Most Martial Artists will have heard some variation on the “Empty your cup” at some point in their training career. For those who have not, or would like a reminder, here are two of the many incarnations – Empty your Cup (long), A Cup of Tea (short). Even if you are not a Martial Artist, you may have otherwise seen some form of the story in movies or television such as the Empty your Cup (video) scene from The Forbidden Kingdom (one of my favourites).
The story can be found in various writings such as Zen Flesh, Zen Bones (a compilation of four books that includes 101 Zen Stories, referenced above) and through word of mouth from teachers to students. You can see how different these two stories are, but the collective message is obvious and, arguably, intuitive: To open yourself up to learn, you must be willing to allow this knowledge purchase in the ledge of your mind; If you come replete with your own ideas and conceptions, you’ll miss the lesson.
Great advice. I’ve told this story many times when training new students, and reminded myself of it many times whenever I’m learning from a new teacher. Remember all of the times that you’ve looked for something and could never find it because you had it in your head that it was some place completely different? How about those times that you have looked at an optical illusion and had to shift how you saw it to be able to see the other illusion?

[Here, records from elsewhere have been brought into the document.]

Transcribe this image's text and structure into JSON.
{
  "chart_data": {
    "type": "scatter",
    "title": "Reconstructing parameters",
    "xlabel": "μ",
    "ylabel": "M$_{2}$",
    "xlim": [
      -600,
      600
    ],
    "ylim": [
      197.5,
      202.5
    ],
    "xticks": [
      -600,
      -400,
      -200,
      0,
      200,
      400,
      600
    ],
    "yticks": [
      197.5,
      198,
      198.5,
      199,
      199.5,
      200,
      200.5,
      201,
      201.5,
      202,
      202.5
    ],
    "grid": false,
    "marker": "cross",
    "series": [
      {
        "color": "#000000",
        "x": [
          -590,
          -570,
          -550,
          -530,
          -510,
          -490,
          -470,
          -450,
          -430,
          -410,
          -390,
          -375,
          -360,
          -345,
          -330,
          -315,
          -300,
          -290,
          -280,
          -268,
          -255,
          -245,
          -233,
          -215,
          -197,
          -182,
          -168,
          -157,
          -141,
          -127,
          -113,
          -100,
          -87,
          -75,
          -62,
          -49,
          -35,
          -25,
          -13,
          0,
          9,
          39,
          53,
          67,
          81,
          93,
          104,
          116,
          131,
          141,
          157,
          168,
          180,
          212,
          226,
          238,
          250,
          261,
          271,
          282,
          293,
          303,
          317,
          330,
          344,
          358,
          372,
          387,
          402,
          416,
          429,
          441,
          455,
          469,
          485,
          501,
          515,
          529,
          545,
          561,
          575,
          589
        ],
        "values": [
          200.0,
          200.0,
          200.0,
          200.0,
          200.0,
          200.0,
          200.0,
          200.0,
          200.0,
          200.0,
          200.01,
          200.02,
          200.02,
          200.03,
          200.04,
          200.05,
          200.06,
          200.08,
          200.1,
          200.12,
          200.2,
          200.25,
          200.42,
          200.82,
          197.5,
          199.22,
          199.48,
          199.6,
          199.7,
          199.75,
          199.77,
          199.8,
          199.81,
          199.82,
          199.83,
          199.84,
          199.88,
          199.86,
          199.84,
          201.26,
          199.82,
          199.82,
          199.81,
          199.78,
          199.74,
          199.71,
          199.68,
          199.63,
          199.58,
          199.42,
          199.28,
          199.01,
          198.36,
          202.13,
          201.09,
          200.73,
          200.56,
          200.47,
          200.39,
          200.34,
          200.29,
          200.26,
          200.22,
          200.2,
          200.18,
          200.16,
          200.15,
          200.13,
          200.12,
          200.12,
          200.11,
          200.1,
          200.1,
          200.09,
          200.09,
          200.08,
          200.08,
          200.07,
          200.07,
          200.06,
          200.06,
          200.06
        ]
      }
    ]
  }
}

Both are examples of ’emptying’ your mind, to some extent – which is an invaluable skill, in my opinion, for everyone in today’s world.

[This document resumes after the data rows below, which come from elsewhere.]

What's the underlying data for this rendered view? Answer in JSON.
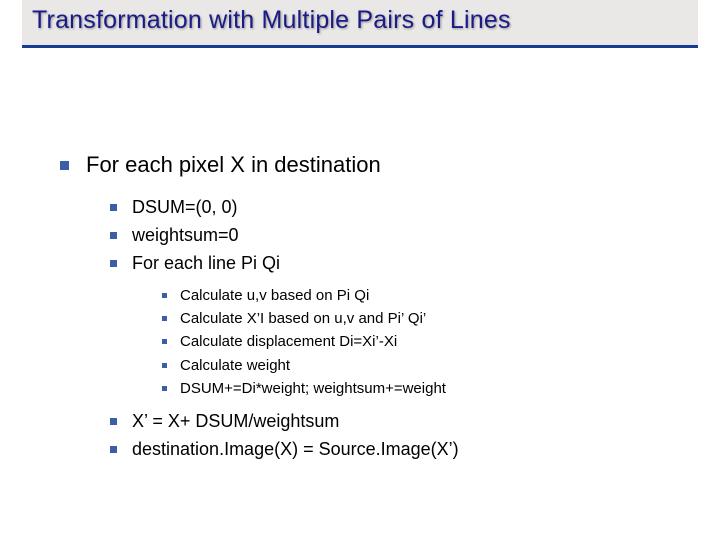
{
  "slide": {
    "title": "Transformation with Multiple Pairs of Lines",
    "title_color": "#1a1a88",
    "title_bg": "#e9e8e6",
    "title_accent": "#153e90",
    "bullet_color": "#3a5fa8",
    "background": "#ffffff",
    "title_fontsize": 25,
    "lvl1_fontsize": 22,
    "lvl2_fontsize": 18,
    "lvl3_fontsize": 15
  },
  "items": {
    "l1_0": "For each pixel X in destination",
    "l2_0": "DSUM=(0, 0)",
    "l2_1": "weightsum=0",
    "l2_2": "For each line Pi Qi",
    "l3_0": "Calculate u,v based on Pi Qi",
    "l3_1": "Calculate X’I based on u,v and Pi’ Qi’",
    "l3_2": "Calculate displacement Di=Xi’-Xi",
    "l3_3": "Calculate weight",
    "l3_4": "DSUM+=Di*weight; weightsum+=weight",
    "l2_3": "X’ = X+ DSUM/weightsum",
    "l2_4": "destination.Image(X) = Source.Image(X’)"
  }
}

I would like to add a little to this interpretation though. The root lesson makes a lot of sense, but what we should not forget in this equation is the allegory of the ‘cup’. You are the cup, and knowledge is the tea – so, without throwing the baby out with the bathwater, I would like to walk through some amplifying interpretations of this story.
First off, if you come to a teacher in search of knowledge, when you’re cup is full then you will only have your tea when you leave. For many, they are willing to believe that their tea is worth more, so they dismiss the value of other tea’s. When this happens, you have to ask yourself why you went in the first place? Did you go to learn, or did you go to try and show off?
Second, remember that you are the cup – everything that you put into the cup will have an impact. In ancient China, the tea pot was seasoned by the tea that went into it – so much so, that the teapot itself would have tea poured on the outside to cause it to stain and take on unique designs from said stains. If you never empty your cup, you can never put new tea into the cup. You can continually use the same tea and still take on this uniqueness but, arguably, diverse tea backgrounds would make this uniqueness a comprehensive experience.
And finally (although I am sure that more allegorical lessons can be found in the story), how does someone empty their cup? Who wants to waste good tea by throwing it out? Experience the tea that you put in your cup – if you like it, take more and let the stain design your cup a little more. If you don’t, then change teas. Either way, drink the tea that you or your teacher puts in the cup!